De la inercia a la estabilidad: la acción consciente

Aparentemente inercia y estabilidad son similares. La gran diferencia se encuentra en el grado de conciencia que distingue a una de otra. Para permanecer inertes no hace falta conciencia; para conquistar la estabilidad hay que haber pasado por todos los grados del movimiento, superándolos y sintetizándolos en ese equilibrio dinámico que encierra un corazón activo, consciente.

El desarrollo de la conciencia en cuanto a vivencias concretas y experiencias válidas claramente asumidas, es la acción que nos corresponde realizar como discípulos... Vamos, pues, andando desde los estados iniciales de quietud inconciente hasta la vibración permanente del ser que todo lo abarca desde el centro de su propia esfera.

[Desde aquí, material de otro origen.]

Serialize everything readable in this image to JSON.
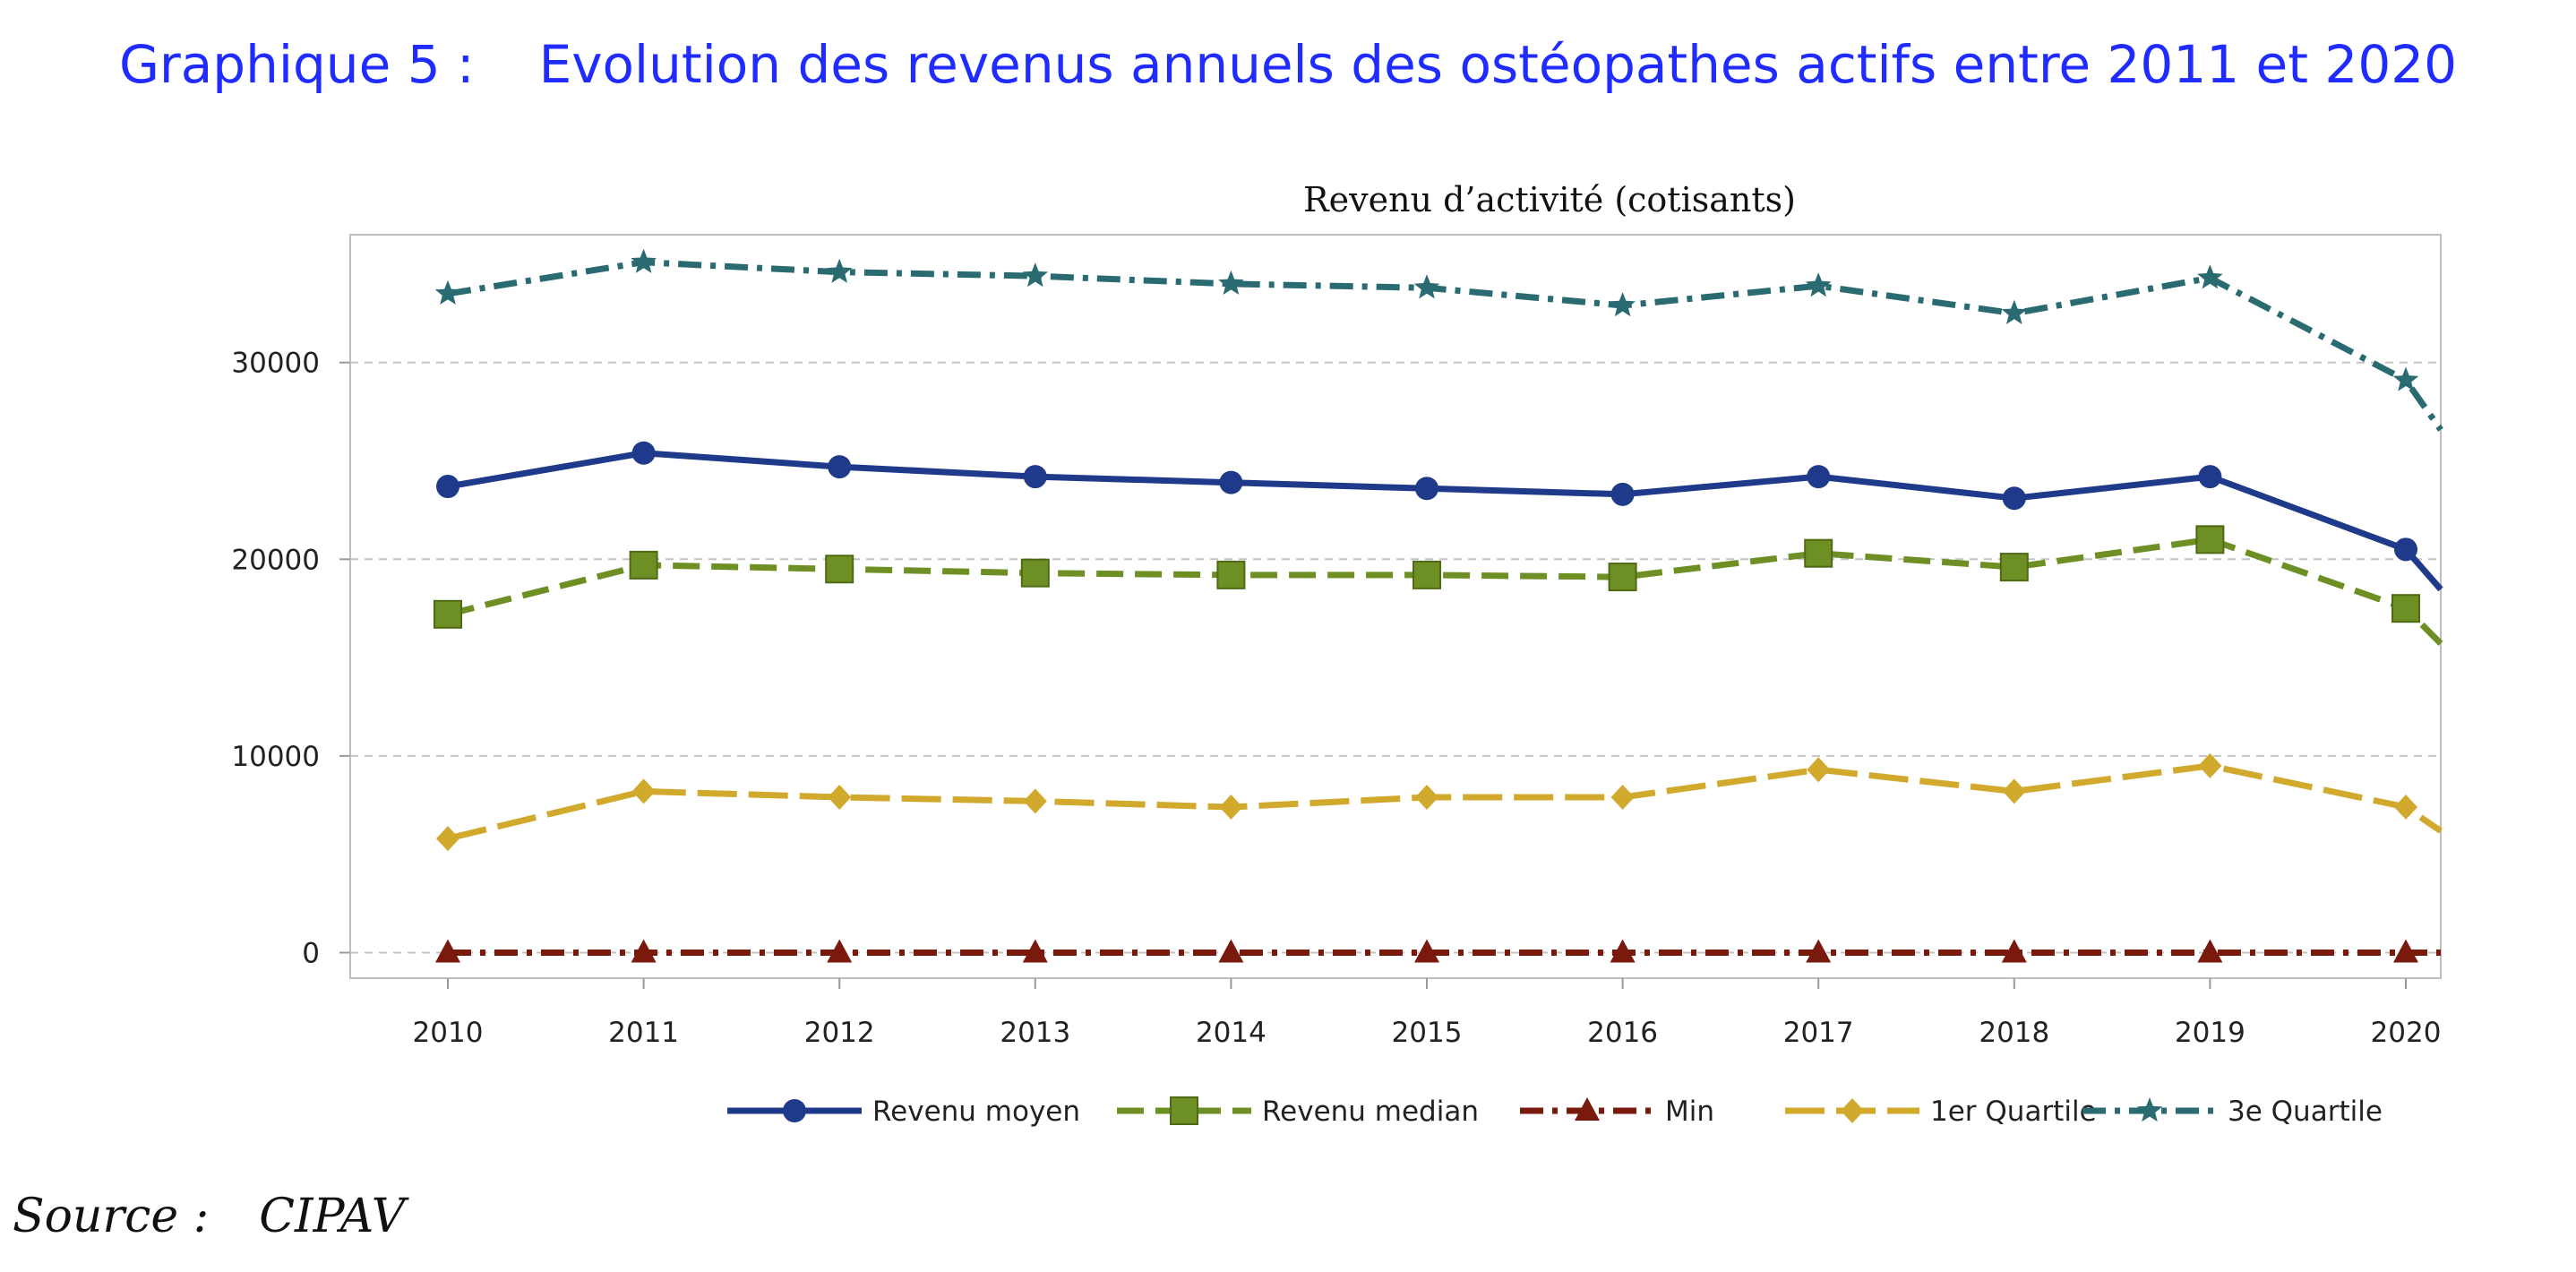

La acción es, así concebida, una llamada a la evolución... No es el conocimiento el que nos transforma, sino la acción que podamos derivar de lo que sabemos. Tampoco son los sentimientos los que nos modifican, sino la expresión adecuada que hagamos de ellos. Ni tampoco es la energía acumulada la que nos enriquece, sino la que ponemos en marcha. No son las manos quietas las que cambian el rumbo de la historia, las que detienen el dolor o traen el bienestar; sólo las manos en acción pueden lograr ese milagro.